SEC. III. The Reformed Dissenting Church embraced more of the peculiar principles of the covenanted reformation than either of the two preceding. On the doctrines of magistracy and toleration, abstractly considered, they have manifested commendable fidelity. Nevertheless, in the practical application of these doctrines and in other respects, we are constrained to continue a testimony against them.
1. What has been remarked of the origin of the Associate Reformed body, is partly true also of the party which dissented from them: their organization was uncalled for, there being no scriptural attainment embraced by them, which was not already exhibited under a judicial banner. Those who erected the Reformed Dissenting Presbytery may have been harshly treated by ministers of the Reformed Presbytery, when attempting negotiations for union, as public fame has often rumored: yet supposing this to have been the case, multiplying separate fellowships was not a happy expedient for effecting union in the truth.
2. This body of Christians have been all along unfaithful in applying their own avowed principles relative to magistracy. Their innovation in this respect would seem to have been a carnal expedient to reach a two-fold object: the one, to retaliate on the Reformed Church for supposed indignities offered; the other, to render themselves more popular in the eyes of other communities. They admit that a constitution of civil government may be so immoral, that it cannot be considered as God’s ordinance; that in such a case “no Christian can, without sinning against God, accept any office supreme or subordinate, where an oath to support such a constitution is made essential to his office.” These admissions are equally just and important; yet these concessions are wholly neutralized in practice by these people, for they claim it as their privilege to choose others to fill those offices, which they say, they themselves cannot fill “without sinning against God.” We must continue our earnest testimony against this attempt to separate in law, between the representative and his constituents, involving as it does, if consistently carried out, the total overthrow of the covenants of works and grace, and ultimately of God’s moral government by his annotated Son! The effort made to sustain their practice in this matter, from the examples of the Marquis of Argyle and Lord Warriston, is very disingenuous; simply because the church of Scotland had not at the date referred to, reached the measure of her attainments on that head. Indeed, the whole drift of their argument goes to justify the position, that in some cases, it is expedient to do evil that good may come.

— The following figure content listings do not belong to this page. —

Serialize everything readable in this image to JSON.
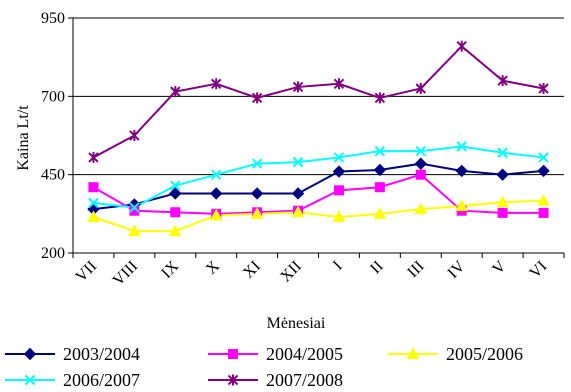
{
  "chart_data": {
    "type": "line",
    "title": "",
    "xlabel": "Mėnesiai",
    "ylabel": "Kaina Lt/t",
    "ylim": [
      200,
      950
    ],
    "yticks": [
      200,
      450,
      700,
      950
    ],
    "grid": true,
    "legend_position": "bottom",
    "categories": [
      "VII",
      "VIII",
      "IX",
      "X",
      "XI",
      "XII",
      "I",
      "II",
      "III",
      "IV",
      "V",
      "VI"
    ],
    "series": [
      {
        "name": "2003/2004",
        "color": "#000080",
        "marker": "diamond",
        "values": [
          340,
          355,
          390,
          390,
          390,
          390,
          460,
          465,
          485,
          462,
          450,
          462
        ]
      },
      {
        "name": "2004/2005",
        "color": "#ff00ff",
        "marker": "square",
        "values": [
          410,
          335,
          330,
          325,
          330,
          335,
          400,
          410,
          450,
          335,
          328,
          328
        ]
      },
      {
        "name": "2005/2006",
        "color": "#ffff00",
        "marker": "triangle",
        "values": [
          315,
          270,
          270,
          320,
          325,
          330,
          315,
          325,
          340,
          350,
          362,
          367
        ]
      },
      {
        "name": "2006/2007",
        "color": "#00ffff",
        "marker": "x",
        "values": [
          360,
          345,
          415,
          450,
          485,
          490,
          505,
          525,
          525,
          540,
          520,
          505
        ]
      },
      {
        "name": "2007/2008",
        "color": "#800080",
        "marker": "star",
        "values": [
          505,
          575,
          715,
          740,
          695,
          730,
          740,
          695,
          725,
          860,
          750,
          725
        ]
      }
    ]
  }
}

3. On the doctrine of faith this church has, we think, darkened counsel, by words without knowledge. Their distinctions and caveats relative to assurance, are calculated rather to bewilder than enlighten the mind of the general reader. “Receiving and resting on Christ as offered in the gospel,” amounts to “appropriation, certainty, assurance,” &c. There is evidence of a tendency to “vain jangling” here, against which, even suppose there be no error couched in the terms, we ought to testify.